|I would like to know why billiard tables use slate,which are heavy and expensive.why not use mdf (medium density board)which are hard enough to the bouncing of the balls?|
|Slate is the material mandated by the Billiard Congress of America (the
governing body of our favorite sport) for the constuction of pool table beds. Slate
and slate alone.
Throughout the years various other materials have been tried, but none exhibited the consistency of levelness and stability from mass that this metamorphic rock possesses. It can be diamond honed to machine tolerances of extreme levelness, and it's weight adds both stability and steadiness to any pool table. .

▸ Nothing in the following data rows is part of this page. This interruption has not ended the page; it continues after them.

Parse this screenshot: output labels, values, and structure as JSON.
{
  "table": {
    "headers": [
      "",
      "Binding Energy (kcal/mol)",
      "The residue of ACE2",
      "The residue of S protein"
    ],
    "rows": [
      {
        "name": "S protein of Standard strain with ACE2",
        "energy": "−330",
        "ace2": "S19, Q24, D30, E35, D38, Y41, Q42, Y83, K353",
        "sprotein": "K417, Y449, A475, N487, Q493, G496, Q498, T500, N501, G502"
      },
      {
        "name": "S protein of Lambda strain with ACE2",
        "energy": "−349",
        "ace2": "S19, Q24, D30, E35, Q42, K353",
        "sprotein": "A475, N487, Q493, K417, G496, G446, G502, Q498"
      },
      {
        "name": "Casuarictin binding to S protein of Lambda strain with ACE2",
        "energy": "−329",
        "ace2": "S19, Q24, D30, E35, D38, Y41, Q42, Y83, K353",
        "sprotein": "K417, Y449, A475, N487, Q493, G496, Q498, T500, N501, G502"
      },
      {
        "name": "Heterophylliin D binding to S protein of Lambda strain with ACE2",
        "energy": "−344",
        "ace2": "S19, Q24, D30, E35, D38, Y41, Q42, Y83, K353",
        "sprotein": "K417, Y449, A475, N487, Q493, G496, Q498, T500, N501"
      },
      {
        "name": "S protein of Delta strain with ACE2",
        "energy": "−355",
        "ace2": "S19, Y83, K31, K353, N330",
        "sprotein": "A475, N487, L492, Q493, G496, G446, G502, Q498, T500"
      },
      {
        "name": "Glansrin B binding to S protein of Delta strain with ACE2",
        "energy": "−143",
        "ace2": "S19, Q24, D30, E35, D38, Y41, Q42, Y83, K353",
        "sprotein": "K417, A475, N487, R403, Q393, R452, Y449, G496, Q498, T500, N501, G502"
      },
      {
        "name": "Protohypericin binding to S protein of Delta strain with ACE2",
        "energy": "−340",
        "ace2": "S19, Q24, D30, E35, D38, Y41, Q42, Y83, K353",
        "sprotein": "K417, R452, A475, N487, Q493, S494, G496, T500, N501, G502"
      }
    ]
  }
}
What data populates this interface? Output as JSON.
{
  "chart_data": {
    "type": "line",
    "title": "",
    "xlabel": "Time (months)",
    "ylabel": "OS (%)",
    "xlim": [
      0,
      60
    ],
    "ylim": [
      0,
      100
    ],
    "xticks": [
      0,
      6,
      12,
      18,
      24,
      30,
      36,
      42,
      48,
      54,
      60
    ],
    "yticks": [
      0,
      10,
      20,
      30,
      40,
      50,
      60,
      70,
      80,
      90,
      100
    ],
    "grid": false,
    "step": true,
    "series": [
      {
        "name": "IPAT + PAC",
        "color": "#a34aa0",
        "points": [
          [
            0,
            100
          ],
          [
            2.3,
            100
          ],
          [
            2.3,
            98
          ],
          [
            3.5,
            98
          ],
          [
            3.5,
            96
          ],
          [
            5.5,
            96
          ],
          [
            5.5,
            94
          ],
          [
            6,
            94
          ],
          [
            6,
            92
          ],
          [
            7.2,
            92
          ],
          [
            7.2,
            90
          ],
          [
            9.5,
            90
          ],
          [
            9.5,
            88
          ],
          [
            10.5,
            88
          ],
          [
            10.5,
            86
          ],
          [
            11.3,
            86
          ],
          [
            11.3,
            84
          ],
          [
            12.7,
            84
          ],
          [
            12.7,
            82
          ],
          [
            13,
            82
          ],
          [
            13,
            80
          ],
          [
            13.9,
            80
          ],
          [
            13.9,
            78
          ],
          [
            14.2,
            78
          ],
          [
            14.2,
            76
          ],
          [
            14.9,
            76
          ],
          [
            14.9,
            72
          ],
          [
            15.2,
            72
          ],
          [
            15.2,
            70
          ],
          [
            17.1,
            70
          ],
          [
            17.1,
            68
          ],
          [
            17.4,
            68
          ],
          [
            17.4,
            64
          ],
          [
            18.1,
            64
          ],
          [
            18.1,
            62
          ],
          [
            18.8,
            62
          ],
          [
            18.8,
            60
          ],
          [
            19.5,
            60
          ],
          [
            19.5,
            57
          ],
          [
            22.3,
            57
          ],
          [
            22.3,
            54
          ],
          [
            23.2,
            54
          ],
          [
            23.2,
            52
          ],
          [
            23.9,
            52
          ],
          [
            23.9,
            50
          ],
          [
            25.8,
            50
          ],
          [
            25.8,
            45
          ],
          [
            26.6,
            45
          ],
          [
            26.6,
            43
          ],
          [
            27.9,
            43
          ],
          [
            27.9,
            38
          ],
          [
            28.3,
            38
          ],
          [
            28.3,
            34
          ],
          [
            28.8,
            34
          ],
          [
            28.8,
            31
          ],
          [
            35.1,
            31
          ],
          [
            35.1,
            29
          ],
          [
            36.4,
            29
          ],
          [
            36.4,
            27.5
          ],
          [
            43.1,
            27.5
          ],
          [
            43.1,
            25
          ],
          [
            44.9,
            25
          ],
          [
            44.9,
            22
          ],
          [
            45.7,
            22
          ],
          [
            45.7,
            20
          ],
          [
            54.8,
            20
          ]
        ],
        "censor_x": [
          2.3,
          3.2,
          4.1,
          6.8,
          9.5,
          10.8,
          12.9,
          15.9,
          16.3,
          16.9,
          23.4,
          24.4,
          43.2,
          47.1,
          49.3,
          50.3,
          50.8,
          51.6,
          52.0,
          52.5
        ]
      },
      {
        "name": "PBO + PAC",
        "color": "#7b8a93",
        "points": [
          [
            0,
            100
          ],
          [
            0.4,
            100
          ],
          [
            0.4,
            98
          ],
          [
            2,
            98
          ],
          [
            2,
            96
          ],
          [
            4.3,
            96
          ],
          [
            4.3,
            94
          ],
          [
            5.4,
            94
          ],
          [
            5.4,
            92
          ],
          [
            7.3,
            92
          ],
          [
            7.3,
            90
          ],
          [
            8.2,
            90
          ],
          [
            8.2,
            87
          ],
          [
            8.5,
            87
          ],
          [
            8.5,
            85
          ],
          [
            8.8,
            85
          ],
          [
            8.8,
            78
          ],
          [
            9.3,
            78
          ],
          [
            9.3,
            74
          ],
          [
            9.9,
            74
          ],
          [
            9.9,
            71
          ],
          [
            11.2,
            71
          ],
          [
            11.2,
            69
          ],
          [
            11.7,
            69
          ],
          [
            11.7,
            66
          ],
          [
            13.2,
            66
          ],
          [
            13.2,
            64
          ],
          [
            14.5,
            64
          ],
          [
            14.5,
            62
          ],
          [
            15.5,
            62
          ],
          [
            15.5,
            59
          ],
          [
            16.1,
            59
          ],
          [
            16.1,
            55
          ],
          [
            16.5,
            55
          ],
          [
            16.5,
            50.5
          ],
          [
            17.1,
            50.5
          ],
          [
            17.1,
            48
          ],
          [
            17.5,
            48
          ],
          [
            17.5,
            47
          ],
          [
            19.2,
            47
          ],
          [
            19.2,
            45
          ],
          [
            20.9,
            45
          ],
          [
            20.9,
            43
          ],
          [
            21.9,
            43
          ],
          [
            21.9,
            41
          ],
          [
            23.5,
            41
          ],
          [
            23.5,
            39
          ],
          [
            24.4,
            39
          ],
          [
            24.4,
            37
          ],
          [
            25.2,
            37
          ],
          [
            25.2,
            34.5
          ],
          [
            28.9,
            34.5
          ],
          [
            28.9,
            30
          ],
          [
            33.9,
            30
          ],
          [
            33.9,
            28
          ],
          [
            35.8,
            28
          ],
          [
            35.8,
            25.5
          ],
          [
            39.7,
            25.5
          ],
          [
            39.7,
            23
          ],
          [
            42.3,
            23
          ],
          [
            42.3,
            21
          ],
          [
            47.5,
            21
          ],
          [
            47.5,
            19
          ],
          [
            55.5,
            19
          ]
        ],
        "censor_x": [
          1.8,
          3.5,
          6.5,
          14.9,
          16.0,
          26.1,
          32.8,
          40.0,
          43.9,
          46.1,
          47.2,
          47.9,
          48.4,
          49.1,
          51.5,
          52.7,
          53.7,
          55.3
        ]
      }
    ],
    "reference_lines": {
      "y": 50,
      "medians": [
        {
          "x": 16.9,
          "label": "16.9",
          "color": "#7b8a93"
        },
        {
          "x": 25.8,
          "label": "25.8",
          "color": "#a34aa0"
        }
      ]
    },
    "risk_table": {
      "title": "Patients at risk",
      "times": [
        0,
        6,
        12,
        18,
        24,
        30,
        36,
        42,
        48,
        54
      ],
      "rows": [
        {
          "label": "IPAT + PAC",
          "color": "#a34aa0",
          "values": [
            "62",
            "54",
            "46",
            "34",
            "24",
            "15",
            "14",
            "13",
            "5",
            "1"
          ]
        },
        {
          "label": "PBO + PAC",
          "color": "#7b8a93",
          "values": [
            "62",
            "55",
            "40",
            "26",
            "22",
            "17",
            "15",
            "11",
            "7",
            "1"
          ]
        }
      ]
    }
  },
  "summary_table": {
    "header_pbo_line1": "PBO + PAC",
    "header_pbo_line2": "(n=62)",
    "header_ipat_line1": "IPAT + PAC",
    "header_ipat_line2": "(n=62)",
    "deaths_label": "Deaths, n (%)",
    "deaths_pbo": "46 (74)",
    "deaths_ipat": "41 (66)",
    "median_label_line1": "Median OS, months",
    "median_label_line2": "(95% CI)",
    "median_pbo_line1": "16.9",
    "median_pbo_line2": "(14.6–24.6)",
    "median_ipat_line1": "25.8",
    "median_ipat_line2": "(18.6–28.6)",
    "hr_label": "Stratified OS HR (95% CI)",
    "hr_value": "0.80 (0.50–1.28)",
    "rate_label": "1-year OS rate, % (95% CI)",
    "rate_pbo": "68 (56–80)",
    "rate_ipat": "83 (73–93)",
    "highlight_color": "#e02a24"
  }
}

Brunswick tried to market a synthetic bed on their tables two times I know of, calling it Brunstone and Bluestone. Common on early Gold Crown commercial tables of the 1960s and still around in the 1970s, these were the best non-slate beds ever made (although a little brittle). They subsequently discontinued use and production and now use only slate I believe. Wood, "Slatetron", "Honeycomb", and any other non-slate material I've ever encountered have been vastly inferior in every respect to genuine slate; all being too lightweight, too soft and too crude a finish for any truly precision attempt at leveling. Wood products tend toward warpage, reacting unfavorably to humidity and temperature. Most billiard mechanics I know (myself included) will decline to recover or service non-slate pool tables.
My advice: save up to buy a real slate table or don't buy one at all. And remember, you can always go down to the local billiard establishment and play on some of the best slate tables for only a few dollars an hour.